The ambiguity over what, precisely, counts as choice, and whether it really is free, is played out in the form of oppressive social structures placing individual actions in a mirror-image of themselves. So, for instance, the fundamental lack of control that women have over their destinies because of the social system into which they are born is reflected in the exchange between Amelia and Magdalena: “To be born a woman’s the worst possible punishment.” “Even our eyes aren’t our own.” And it’s this precise rhetoric of the absence of control that is then reflected in the individual act of rebellion: “I didn’t want him to [embrace me],” says Adela. “It’s as if I were dragged by a rope.” Coercive social structures compel – nay, force – an equally agency-devoid act of revolt – the latter, in a sense, determined by the former as reaction by action.
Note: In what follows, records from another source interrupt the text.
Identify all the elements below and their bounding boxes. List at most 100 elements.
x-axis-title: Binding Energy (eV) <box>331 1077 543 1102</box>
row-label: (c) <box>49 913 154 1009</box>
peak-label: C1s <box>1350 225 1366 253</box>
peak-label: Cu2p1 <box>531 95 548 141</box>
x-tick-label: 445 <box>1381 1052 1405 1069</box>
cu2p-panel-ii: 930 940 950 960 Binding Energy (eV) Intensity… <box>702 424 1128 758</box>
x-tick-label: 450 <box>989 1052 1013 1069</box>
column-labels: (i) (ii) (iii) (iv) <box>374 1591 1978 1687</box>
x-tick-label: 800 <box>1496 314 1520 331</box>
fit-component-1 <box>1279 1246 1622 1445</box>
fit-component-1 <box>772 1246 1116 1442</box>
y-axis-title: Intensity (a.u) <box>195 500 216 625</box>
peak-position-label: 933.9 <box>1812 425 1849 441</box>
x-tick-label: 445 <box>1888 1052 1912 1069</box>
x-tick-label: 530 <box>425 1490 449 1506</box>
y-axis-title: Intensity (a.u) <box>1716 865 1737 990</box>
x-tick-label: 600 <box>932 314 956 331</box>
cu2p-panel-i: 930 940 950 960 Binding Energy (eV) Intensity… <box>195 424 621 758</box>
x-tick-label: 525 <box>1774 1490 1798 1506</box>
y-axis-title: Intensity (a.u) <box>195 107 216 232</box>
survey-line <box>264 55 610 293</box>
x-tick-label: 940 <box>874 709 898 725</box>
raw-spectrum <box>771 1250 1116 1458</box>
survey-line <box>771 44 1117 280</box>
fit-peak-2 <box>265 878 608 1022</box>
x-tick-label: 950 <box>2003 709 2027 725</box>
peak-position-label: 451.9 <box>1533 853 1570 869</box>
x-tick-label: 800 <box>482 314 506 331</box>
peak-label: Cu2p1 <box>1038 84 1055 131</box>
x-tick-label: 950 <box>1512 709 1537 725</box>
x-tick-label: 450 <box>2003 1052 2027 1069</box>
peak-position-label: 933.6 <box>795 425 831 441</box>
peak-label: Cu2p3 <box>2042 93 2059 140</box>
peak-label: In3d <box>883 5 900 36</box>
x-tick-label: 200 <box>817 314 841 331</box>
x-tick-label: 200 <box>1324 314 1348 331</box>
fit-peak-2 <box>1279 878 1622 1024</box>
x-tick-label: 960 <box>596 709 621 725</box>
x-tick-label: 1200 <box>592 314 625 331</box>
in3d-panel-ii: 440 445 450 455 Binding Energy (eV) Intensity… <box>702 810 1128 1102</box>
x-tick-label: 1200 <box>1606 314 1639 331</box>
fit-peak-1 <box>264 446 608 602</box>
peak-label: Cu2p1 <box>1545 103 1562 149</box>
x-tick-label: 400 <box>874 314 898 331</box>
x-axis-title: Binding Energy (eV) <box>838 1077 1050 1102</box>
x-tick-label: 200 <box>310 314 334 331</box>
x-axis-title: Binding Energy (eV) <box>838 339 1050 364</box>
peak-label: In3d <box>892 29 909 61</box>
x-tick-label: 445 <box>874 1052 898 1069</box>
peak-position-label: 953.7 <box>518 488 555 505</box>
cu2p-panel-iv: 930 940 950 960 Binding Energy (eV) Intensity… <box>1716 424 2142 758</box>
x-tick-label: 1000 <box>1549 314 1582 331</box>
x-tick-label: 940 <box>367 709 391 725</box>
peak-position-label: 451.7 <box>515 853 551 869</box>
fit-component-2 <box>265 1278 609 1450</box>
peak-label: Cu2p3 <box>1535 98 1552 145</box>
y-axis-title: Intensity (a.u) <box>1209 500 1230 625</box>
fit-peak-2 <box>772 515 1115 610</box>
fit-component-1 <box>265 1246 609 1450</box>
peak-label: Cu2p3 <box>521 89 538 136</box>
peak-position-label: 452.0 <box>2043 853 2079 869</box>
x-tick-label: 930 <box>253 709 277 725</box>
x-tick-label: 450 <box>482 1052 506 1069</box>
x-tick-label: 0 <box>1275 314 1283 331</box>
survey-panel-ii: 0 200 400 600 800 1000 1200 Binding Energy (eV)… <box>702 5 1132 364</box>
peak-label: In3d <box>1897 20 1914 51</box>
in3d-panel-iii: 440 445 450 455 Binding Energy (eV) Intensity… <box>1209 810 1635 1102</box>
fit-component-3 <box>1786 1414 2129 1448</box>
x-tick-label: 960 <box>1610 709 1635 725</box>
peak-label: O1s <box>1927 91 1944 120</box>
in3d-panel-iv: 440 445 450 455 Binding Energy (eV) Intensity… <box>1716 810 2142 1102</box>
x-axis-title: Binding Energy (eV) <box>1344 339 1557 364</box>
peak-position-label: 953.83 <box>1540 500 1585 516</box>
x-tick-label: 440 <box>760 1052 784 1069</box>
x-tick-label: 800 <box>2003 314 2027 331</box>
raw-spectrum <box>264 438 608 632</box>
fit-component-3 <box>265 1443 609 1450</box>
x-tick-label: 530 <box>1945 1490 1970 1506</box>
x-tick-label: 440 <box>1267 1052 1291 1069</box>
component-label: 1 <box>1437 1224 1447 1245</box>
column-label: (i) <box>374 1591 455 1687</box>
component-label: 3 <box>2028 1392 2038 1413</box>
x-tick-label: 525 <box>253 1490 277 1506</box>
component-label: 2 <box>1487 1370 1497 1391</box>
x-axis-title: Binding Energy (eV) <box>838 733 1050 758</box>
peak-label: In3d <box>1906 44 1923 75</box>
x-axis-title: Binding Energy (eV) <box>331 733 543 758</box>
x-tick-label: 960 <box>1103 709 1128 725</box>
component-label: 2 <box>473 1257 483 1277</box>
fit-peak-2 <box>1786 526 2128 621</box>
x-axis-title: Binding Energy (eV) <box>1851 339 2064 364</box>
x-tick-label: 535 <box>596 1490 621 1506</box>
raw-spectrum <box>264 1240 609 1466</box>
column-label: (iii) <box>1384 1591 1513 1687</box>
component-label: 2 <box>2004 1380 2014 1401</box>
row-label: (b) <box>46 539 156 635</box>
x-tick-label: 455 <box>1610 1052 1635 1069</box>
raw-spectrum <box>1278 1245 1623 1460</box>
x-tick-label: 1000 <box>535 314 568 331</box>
Where, then, do choice and responsibility and fault and blame come into this? Lorca wisely seeks to provide no answer, but only leaves us – as the best writers invariably do – with a haunting sense of doubt, incompleteness and mistrust of our firmly held convictions. The last, climactic scene of the tragedy, in particular, is of special dramatic brilliance.
A different point. Two out of three plays in the trilogy bear the names of their female protagonists – Yerma and The House of Bernarda Alba. That, in itself, is not rare enough to command much surprise: Antigone, Clytemnsestra, Hecuba, Medea, Dido, Salome, Hedda Gabler – are all examples. But what is striking about Lorca’s rural trilogy is that in each of these plays, the climactic act of the drama – the one that sets up the tragedy, so to speak – has been performed by women, and not by women acting as proxies for men (Henry VI, Macbeth), or women acting out of some compulsion that reinforces the patriarchal paradigm overall (e.g., Antigone and Dido); Lorca’s women, however, categorically act as themselves and for themselves; that is not to say that men are barred, but their role in the decision-making process is negligible. In this, Lorca is by no means unique (think of Medea and A Doll’s House), but I think what he is unique in is portraying both the social structures that are designed to destroy women’s freedom, and the struggle of individual women to rebel against those structures by consciously breaking the deepest and most preciously held societal convictions of this sort. Whether they do it entirely freely or not is another question, but Lorca’s women exist in themselves, and not in relation to men. For that, for striking imagery and great atmosphere building, and for an unusually complex exploration of the ideas of choice, freedom and autonomy – may Lorca be continued to be read for many years to come.